Department of Mathematics, Simon Fraser University, Burnaby, Canada.
Infect Genet Evol. 2023 Sep;113:105484. doi: 10.1016/j.meegid.2023.105484. Epub 2023 Jul 31.
Clustering pathogen sequence data is a common practice in epidemiology to gain insights into the genetic diversity and evolutionary relationships among pathogens. We can find groups of cases with a shared transmission history and common origin, as well as identifying transmission hotspots. Motivated by the experience of clustering SARS-CoV-2 cases using whole genome sequence data during the COVID-19 pandemic to aid with public health investigation, we investigated how differences in epidemiology and sampling can influence the composition of clusters that are identified.
We performed genomic clustering on simulated SARS-CoV-2 outbreaks produced with different transmission rates and levels of genomic diversity, along with varying the proportion of cases sampled.

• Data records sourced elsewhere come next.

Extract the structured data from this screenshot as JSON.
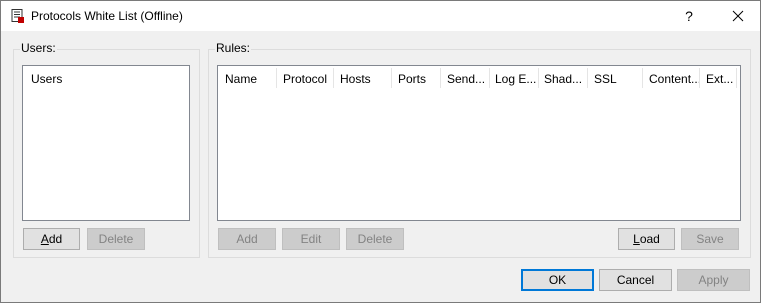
{
  "window": {
    "title": "Protocols White List (Offline)",
    "help_glyph": "?"
  },
  "users": {
    "group_label": "Users:",
    "list_header": "Users",
    "add": {
      "pre": "",
      "key": "A",
      "post": "dd"
    },
    "delete": {
      "pre": "",
      "key": "",
      "post": "Delete"
    }
  },
  "rules": {
    "group_label": "Rules:",
    "columns": [
      "Name",
      "Protocol",
      "Hosts",
      "Ports",
      "Send...",
      "Log E...",
      "Shad...",
      "SSL",
      "Content...",
      "Ext..."
    ],
    "add": {
      "pre": "",
      "key": "",
      "post": "Add"
    },
    "edit": {
      "pre": "",
      "key": "",
      "post": "Edit"
    },
    "delete": {
      "pre": "",
      "key": "",
      "post": "Delete"
    },
    "load": {
      "pre": "",
      "key": "L",
      "post": "oad"
    },
    "save": {
      "pre": "",
      "key": "",
      "post": "Save"
    }
  },
  "footer": {
    "ok": "OK",
    "cancel": "Cancel",
    "apply": "Apply"
  },
  "colors": {
    "default_button_border": "#0078d7",
    "disabled_text": "#838383",
    "window_bg": "#f0f0f0"
  }
}
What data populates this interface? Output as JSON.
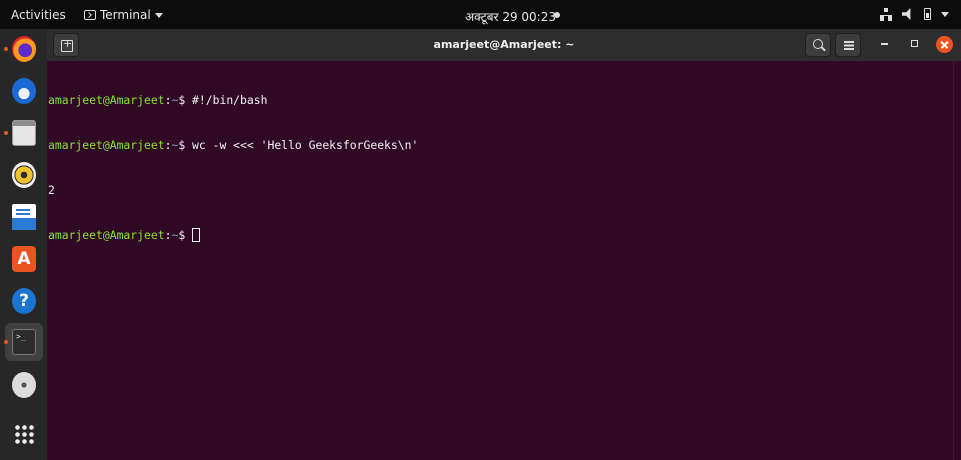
{
  "topbar": {
    "activities": "Activities",
    "app_name": "Terminal",
    "clock": "अक्टूबर 29  00:23"
  },
  "dock": {
    "items": [
      {
        "name": "Firefox Web Browser",
        "running": true
      },
      {
        "name": "Thunderbird Mail",
        "running": false
      },
      {
        "name": "Files",
        "running": true
      },
      {
        "name": "Rhythmbox",
        "running": false
      },
      {
        "name": "LibreOffice Writer",
        "running": false
      },
      {
        "name": "Ubuntu Software",
        "running": false
      },
      {
        "name": "Help",
        "running": false
      },
      {
        "name": "Terminal",
        "running": true,
        "active": true
      },
      {
        "name": "DVD",
        "running": false
      },
      {
        "name": "Show Applications",
        "running": false
      }
    ],
    "software_glyph": "A",
    "help_glyph": "?",
    "terminal_glyph": ">_"
  },
  "window": {
    "title": "amarjeet@Amarjeet: ~"
  },
  "terminal": {
    "prompt_user": "amarjeet@Amarjeet",
    "prompt_sep": ":",
    "prompt_path": "~",
    "prompt_symbol": "$ ",
    "lines": [
      {
        "command": "#!/bin/bash"
      },
      {
        "command": "wc -w <<< 'Hello GeeksforGeeks\\n'"
      },
      {
        "output": "2"
      }
    ]
  },
  "colors": {
    "terminal_bg": "#300a24",
    "prompt_user": "#8ae234",
    "prompt_path": "#729fcf",
    "accent": "#e95420"
  }
}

In single outbreaks with a low transmission rate, decreasing the sampling fraction resulted in multiple, separate clusters being identified where intermediate cases in transmission chains are missed. Outbreaks simulated with a high transmission rate were more robust to changes in the sampling fraction and largely resulted in a single cluster that included all sampled outbreak cases. When considering multiple outbreaks in a sampled jurisdiction seeded by different introductions, low genomic diversity between introduced cases caused outbreaks to be merged into large clusters. If the transmission and sampling fraction, and diversity between introductions was low, a combination of the spurious break-up of outbreaks and the linking of closely related cases in different outbreaks resulted in clusters that may appear informative, but these did not reflect the true underlying population structure. Conversely, genomic clusters matched the true population structure when there was relatively high diversity between introductions and a high transmission rate.

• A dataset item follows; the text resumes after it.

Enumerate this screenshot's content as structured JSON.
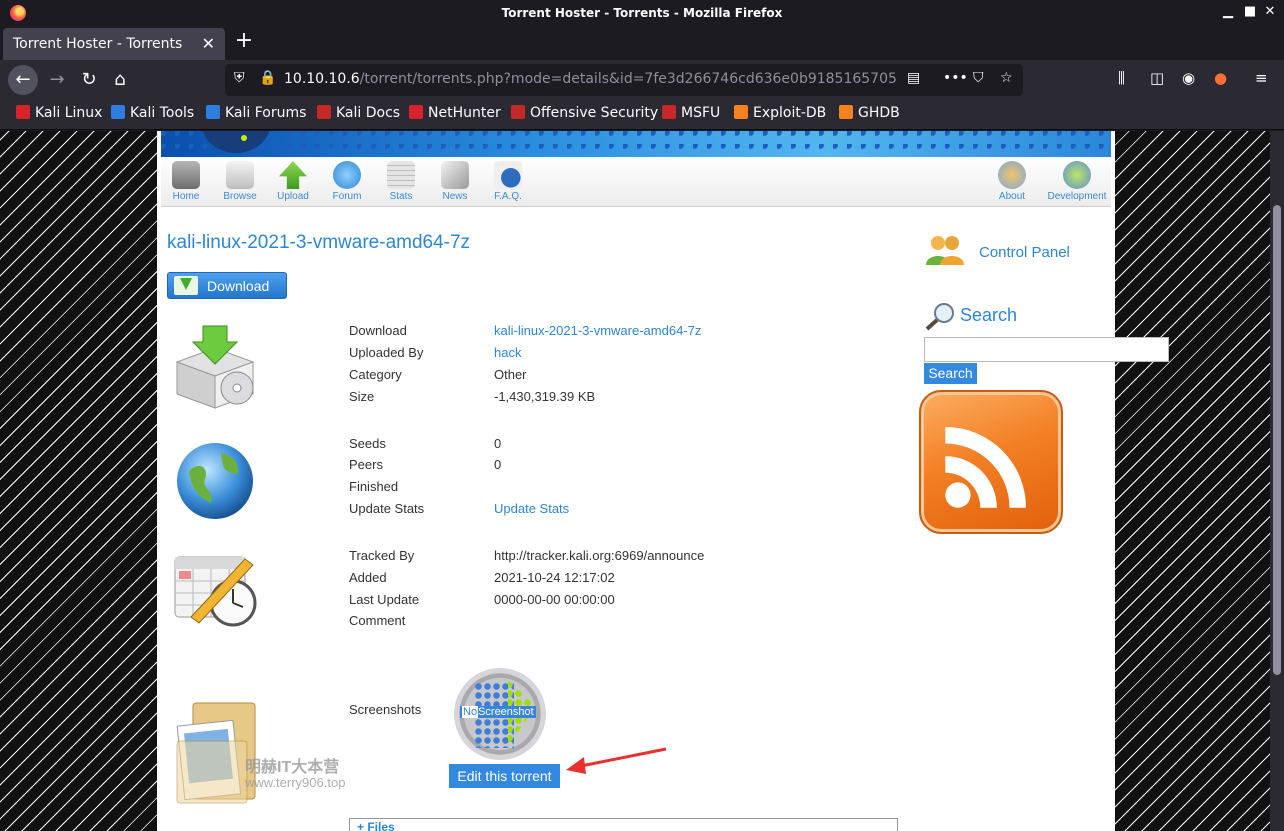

Differences in epidemiology and sampling can impact our ability to identify genomic clusters that describe the underlying population structure. These findings can help to guide recommendations for the use of pathogen clustering in public health investigations.
在流行病学中,对病原体序列数据进行聚类是一种常见的做法,可深入了解病原体的遗传多样性和进化关系。我们可以找到具有共同传播史和共同起源的病例组,并确定传播热点。受 COVID-19 大流行期间使用全基因组序列数据对 SARS-CoV-2 病例进行聚类以辅助公共卫生调查的经验启发,我们研究了流行病学和采样差异如何影响所识别的聚类的组成。
我们对不同传播率和基因组多样性水平以及不同病例采样比例产生的模拟 SARS-CoV-2 暴发进行了基因组聚类。
在低传播率的单一暴发中,减少采样比例会导致识别出多个单独的聚类,而在传播链中的中间病例则被遗漏。高传播率模拟的暴发对采样比例的变化具有更强的鲁棒性,并且主要导致包含所有采样暴发病例的单个聚类。在采样司法管辖区中考虑多个由不同引入引起的暴发时,如果引入病例之间的基因组多样性低,则暴发会合并为大聚类。如果传播率、采样比例和引入之间的多样性低,则暴发的虚假分裂和不同暴发中密切相关病例的链接会导致聚类看起来很有信息量,但这些聚类并不反映真实的潜在人群结构。相反,当引入之间存在相对较高的多样性和较高的传播率时,基因组聚类与真实的人群结构相匹配。
流行病学和采样的差异会影响我们识别描述潜在人群结构的基因组聚类的能力。这些发现有助于指导在公共卫生调查中使用病原体聚类的建议。